Invité dans les médias, l’historien Jean-Pierre Filiu, qui a passé un mois à Gaza en janvier avec Médecins sans frontières et publie un livre de témoignage, a dressé un tableau aussi glaçant qu’éloquent. Outre les zones entières rasées « avec des cratères béants et des amoncellements de décombres », il décrit la lutte quotidienne des habitants pour rafistoler leurs abris de fortune soumis aux intempéries, trouver à manger et à boire, faire leur toilette et leurs besoins, le tout sous la pression permanente de l’armée israélienne. Ainsi chacun doit survivre avec 9 litres d’eau par jour dont seulement 2 litres d’une eau à peine potable.
Filiu rapporte comment l’armée israélienne, non seulement organise la famine en bloquant les convois de ravitaillement, mais favorise l’action des pilleurs contre les rares convois qui passent. Elle impose leurs parcours puis vise les escortes de sécurité mises en place par l’ONU, livrant les camions aux gangs, dont elle assure la protection sinon l’armement. Cette politique vise à semer le chaos en terrorisant la population et en affaiblissant ce qui reste d’organisation, qu’elle émane des structures familiales de Gaza, des fonctionnaires gazaouis encore en poste ou des troupes du Hamas.
Netanyahou et les chefs de l’armée israélienne font tout pour rendre définitivement impossible l’existence des Palestiniens à Gaza et pour saper la restauration d’une autorité palestinienne, quels qu’en soient les dirigeants. Par bien des aspects, le fantasme trumpien de transformer Gaza en une riviera du Moyen-Orient sert leur projet. Si Trump, tout à ses affaires avec les dirigeants arabes de la région, et d’abord les riches pétromonarchies du Golfe, bat froid à Netanyahou et prend quelque distance avec l’opération militaire en cours, il n’a pas retiré son soutien militaire à Israël.

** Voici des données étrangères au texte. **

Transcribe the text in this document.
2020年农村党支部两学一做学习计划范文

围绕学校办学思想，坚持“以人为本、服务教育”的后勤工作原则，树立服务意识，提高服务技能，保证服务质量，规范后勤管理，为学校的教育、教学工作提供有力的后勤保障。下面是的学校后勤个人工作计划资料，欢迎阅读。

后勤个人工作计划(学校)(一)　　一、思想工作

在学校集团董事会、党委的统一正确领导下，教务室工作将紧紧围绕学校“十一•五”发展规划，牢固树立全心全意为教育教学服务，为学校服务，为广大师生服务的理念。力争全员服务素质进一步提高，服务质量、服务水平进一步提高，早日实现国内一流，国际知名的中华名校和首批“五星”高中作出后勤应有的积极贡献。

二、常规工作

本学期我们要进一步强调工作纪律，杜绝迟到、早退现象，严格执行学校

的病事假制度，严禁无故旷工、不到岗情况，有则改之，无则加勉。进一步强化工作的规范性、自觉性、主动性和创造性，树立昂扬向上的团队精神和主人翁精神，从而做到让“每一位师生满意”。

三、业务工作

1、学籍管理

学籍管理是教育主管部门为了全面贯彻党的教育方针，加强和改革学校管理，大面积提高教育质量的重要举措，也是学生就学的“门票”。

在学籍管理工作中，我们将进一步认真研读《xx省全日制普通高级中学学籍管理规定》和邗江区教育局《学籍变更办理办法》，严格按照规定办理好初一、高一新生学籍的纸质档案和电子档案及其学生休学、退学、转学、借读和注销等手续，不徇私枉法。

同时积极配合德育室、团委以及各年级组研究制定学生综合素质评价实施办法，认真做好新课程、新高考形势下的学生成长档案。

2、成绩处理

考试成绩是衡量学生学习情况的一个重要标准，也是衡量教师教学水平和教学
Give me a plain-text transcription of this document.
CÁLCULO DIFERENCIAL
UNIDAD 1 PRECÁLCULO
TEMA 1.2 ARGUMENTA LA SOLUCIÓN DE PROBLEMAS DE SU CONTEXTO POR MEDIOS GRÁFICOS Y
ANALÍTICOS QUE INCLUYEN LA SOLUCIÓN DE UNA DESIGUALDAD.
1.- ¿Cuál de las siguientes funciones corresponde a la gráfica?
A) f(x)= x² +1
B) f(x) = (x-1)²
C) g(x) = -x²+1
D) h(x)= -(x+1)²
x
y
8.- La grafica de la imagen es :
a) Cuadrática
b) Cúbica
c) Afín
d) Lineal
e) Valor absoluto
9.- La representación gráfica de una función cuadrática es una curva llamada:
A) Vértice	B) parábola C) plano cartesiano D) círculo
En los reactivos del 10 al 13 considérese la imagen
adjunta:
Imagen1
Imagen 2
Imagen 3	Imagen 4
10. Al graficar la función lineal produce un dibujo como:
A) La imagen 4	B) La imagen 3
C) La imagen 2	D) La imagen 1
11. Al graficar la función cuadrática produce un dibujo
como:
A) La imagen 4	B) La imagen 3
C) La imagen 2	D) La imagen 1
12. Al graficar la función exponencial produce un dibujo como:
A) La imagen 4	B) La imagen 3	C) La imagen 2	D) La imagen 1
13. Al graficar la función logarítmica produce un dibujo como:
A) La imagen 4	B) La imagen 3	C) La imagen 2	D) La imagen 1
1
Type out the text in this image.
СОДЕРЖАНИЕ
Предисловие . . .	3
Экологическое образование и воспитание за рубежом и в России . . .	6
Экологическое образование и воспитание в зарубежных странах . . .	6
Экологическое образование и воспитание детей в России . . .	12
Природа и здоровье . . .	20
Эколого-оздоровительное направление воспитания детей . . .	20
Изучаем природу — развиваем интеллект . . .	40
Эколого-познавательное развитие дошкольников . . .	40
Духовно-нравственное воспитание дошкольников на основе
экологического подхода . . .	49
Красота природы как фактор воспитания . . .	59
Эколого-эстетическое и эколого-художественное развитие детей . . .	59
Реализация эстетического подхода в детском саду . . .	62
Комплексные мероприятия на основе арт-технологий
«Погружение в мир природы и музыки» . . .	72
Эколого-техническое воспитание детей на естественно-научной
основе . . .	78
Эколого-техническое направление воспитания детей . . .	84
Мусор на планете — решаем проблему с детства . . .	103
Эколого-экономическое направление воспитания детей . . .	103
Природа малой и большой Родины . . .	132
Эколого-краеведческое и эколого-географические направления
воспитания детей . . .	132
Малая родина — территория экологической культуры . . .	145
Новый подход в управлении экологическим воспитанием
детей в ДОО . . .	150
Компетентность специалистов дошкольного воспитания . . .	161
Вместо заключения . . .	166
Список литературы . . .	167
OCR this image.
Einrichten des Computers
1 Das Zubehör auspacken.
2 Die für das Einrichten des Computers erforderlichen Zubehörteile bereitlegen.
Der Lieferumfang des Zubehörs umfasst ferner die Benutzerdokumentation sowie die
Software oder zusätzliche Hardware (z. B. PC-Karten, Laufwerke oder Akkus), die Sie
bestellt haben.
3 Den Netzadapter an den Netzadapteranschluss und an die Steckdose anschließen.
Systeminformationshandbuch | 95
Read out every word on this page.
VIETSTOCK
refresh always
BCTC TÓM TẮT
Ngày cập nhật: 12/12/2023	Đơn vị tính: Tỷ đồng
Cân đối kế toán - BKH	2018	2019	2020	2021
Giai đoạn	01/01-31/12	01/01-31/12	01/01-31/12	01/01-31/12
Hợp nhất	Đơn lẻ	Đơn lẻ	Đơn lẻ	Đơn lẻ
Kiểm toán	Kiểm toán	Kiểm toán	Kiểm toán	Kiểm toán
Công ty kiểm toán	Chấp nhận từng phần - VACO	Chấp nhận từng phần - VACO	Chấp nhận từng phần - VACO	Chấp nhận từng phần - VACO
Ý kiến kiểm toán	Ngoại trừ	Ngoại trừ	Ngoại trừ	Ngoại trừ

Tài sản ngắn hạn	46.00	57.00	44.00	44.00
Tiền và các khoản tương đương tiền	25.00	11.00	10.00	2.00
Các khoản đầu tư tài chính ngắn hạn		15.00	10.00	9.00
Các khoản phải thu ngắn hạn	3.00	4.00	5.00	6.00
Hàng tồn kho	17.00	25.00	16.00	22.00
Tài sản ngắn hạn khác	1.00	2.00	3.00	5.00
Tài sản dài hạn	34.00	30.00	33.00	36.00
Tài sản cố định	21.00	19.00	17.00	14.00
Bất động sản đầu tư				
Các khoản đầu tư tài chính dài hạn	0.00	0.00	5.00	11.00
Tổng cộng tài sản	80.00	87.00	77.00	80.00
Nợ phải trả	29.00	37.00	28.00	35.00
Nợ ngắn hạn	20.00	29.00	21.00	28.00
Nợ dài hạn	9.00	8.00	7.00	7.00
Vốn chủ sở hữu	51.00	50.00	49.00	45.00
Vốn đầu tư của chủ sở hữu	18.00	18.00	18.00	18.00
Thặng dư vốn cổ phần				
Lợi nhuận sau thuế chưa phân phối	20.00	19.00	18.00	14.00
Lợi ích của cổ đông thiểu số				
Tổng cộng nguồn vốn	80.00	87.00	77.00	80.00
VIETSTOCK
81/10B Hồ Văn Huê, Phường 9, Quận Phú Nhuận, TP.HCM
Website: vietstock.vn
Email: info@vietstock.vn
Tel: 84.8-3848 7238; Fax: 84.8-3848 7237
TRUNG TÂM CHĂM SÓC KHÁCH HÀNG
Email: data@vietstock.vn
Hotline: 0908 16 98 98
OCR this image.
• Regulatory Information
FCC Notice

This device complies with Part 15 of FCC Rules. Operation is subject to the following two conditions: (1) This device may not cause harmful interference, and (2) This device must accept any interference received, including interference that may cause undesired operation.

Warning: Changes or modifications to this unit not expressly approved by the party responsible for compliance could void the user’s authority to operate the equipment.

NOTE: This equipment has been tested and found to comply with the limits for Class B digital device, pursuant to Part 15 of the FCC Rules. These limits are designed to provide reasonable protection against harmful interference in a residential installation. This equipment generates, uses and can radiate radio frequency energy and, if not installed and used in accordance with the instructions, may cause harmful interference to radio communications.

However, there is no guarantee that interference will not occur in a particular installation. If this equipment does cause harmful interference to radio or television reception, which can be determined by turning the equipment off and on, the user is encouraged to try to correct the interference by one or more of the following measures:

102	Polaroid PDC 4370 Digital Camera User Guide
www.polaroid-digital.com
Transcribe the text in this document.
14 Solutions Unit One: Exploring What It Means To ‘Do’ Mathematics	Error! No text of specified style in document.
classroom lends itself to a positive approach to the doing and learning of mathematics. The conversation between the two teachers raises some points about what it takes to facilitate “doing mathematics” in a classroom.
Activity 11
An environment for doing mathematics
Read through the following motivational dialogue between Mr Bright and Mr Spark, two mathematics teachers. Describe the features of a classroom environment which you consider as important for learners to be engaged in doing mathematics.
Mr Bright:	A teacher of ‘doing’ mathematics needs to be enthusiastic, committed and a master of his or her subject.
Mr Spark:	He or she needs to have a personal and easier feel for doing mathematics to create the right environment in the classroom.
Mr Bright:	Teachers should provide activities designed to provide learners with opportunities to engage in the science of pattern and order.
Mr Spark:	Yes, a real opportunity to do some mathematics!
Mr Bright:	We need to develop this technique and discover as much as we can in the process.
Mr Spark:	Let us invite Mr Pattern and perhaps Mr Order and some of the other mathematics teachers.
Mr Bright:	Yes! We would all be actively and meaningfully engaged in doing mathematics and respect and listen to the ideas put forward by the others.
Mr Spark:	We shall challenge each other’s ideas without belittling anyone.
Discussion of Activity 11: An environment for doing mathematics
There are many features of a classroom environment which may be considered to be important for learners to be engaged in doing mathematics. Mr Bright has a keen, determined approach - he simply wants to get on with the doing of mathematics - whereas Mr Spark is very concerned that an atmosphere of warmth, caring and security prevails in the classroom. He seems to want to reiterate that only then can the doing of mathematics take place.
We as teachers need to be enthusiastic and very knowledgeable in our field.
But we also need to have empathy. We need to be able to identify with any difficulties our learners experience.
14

Pour l’heure, dans la tragédie en cours, un espoir est porté par la petite fraction de la population israélienne qui se mobilise contre les crimes de guerre menés en son nom. Outre les manifestations régulières à Tel Aviv contre Netanyahou, son mépris de la vie des otages et le caractère de plus en plus autoritaire de son gouvernement, des Israéliens dénoncent le sort fait aux Palestiniens. Ainsi quelque 400 personnes se sont rassemblées à Sderot, à quelques kilomètres de Gaza pour scander « Ce n’est pas en affamant et en tuant des enfants, des femmes et des vieillards qu’on aura la sécurité ! » en brandissant des pancartes « Halte au génocide à Gaza ». Ceux qui, dans la population israélienne, comprennent qu’ils ne pourront vivre en sécurité en exterminant leurs voisins, peuvent jouer un rôle décisif pour changer la donne.